- Monday, August 25, 2014

School buses are clogging the roads once more as students return for another round of reading, writing and arithmetic. In the District of Columbia, sad but true, they’re not learning much.

Measured head-to-head against every state’s school system, the D.C. Public Schools rank dead last. The survey by WalletHub, a personal-finance social network, crunched data from the Census Bureau, the National Center for Educational Statistics, the National Education Association and other sources to conclude that Washington’s parents are paying a lot and getting very small bangs for their bucks.

D.C. Public Schools schools rank 48th in the dropout rate, 51st in math-test scores, 51st in reading-test scores, 49th in children who repeat one or more grades, and tie for 34th (with Louisiana) for least-safe schools.

Performance is dismal across a dozen measures, ranging from dropout rates to math and reading test scores and rates of bullying.

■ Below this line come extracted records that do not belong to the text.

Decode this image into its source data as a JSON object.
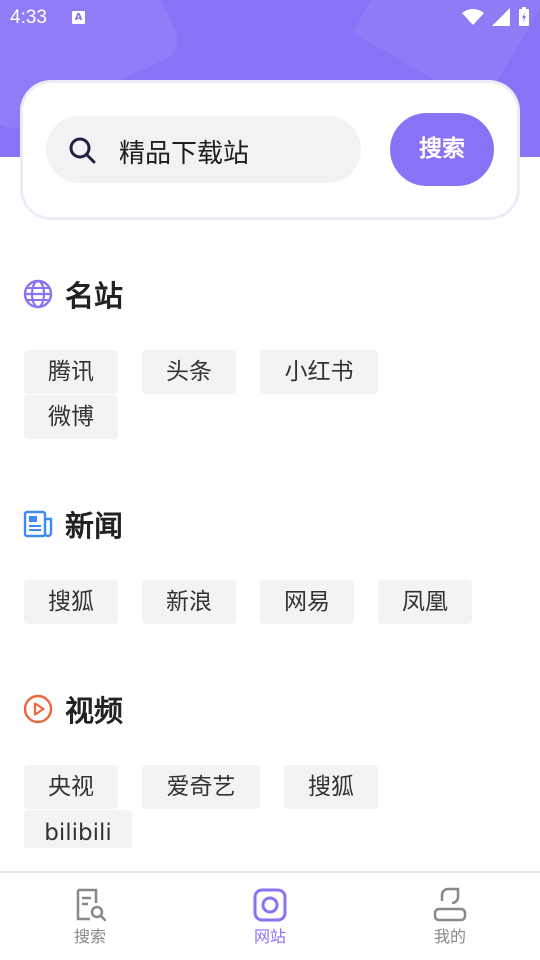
{
  "status_bar": {
    "time": "4:33",
    "notification_icon": "A"
  },
  "search": {
    "query": "精品下载站",
    "button_label": "搜索"
  },
  "sections": [
    {
      "title": "名站",
      "icon": "globe-icon",
      "icon_color": "#8673f5",
      "tags": [
        "腾讯",
        "头条",
        "小红书",
        "微博"
      ]
    },
    {
      "title": "新闻",
      "icon": "newspaper-icon",
      "icon_color": "#3d8bf2",
      "tags": [
        "搜狐",
        "新浪",
        "网易",
        "凤凰"
      ]
    },
    {
      "title": "视频",
      "icon": "play-icon",
      "icon_color": "#f0643c",
      "tags": [
        "央视",
        "爱奇艺",
        "搜狐",
        "bilibili"
      ]
    }
  ],
  "tab_bar": {
    "items": [
      {
        "label": "搜索",
        "icon": "search-document-icon",
        "active": false
      },
      {
        "label": "网站",
        "icon": "website-icon",
        "active": true
      },
      {
        "label": "我的",
        "icon": "user-icon",
        "active": false
      }
    ]
  },
  "colors": {
    "accent": "#8673f5",
    "tag_bg": "#f3f3f5",
    "inactive": "#888888"
  }
}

The only category in which the D.C. schools finished in the top five (in a positive way) was the student-to-teacher ratio.

The teachers unions and liberal politicians agree that all that’s needed to correct the nation’s educational ills is hiring more dues-paying teachers. It’s no surprise that this is the only category in which the District excels. There are 46 states with proportionally fewer teachers, and in every one of those states the teachers do a better job than in Washington.

Having more teachers for the classroom to provide more one-on-one instruction might well help, but it’s not the most needed improvement. Nor is having more money to spend. The most recent Census Bureau figures show that the District spends $18,475 to educate each pupil, second only to New York’s $19,076 outlay.

Schools in neighboring Virginia and Maryland spend $10,364 per student and $13,871 per student, respectively.

A broader WalletHub study released in April applied similar factors to evaluate the return on investment in terms of the quality of government services, based on how much residents pay the tax collector. The District placed near the bottom, in 48th place.

The race for D.C. mayor quickens after Labor Day, and the state of public education will be at the top of parents’ interest, as it always is. The candidates — Muriel Bowser, David A. Catania and Carol Schwartz — will all say that “something” must be done to improve the schools, but they’ll avoid saying what “something” is. The first thing the city council should do to improve the schools is to eliminate the focus on the demands of the teachers unions. That’s where the problem begins, and that’s where a cure, if there ever is one, will begin.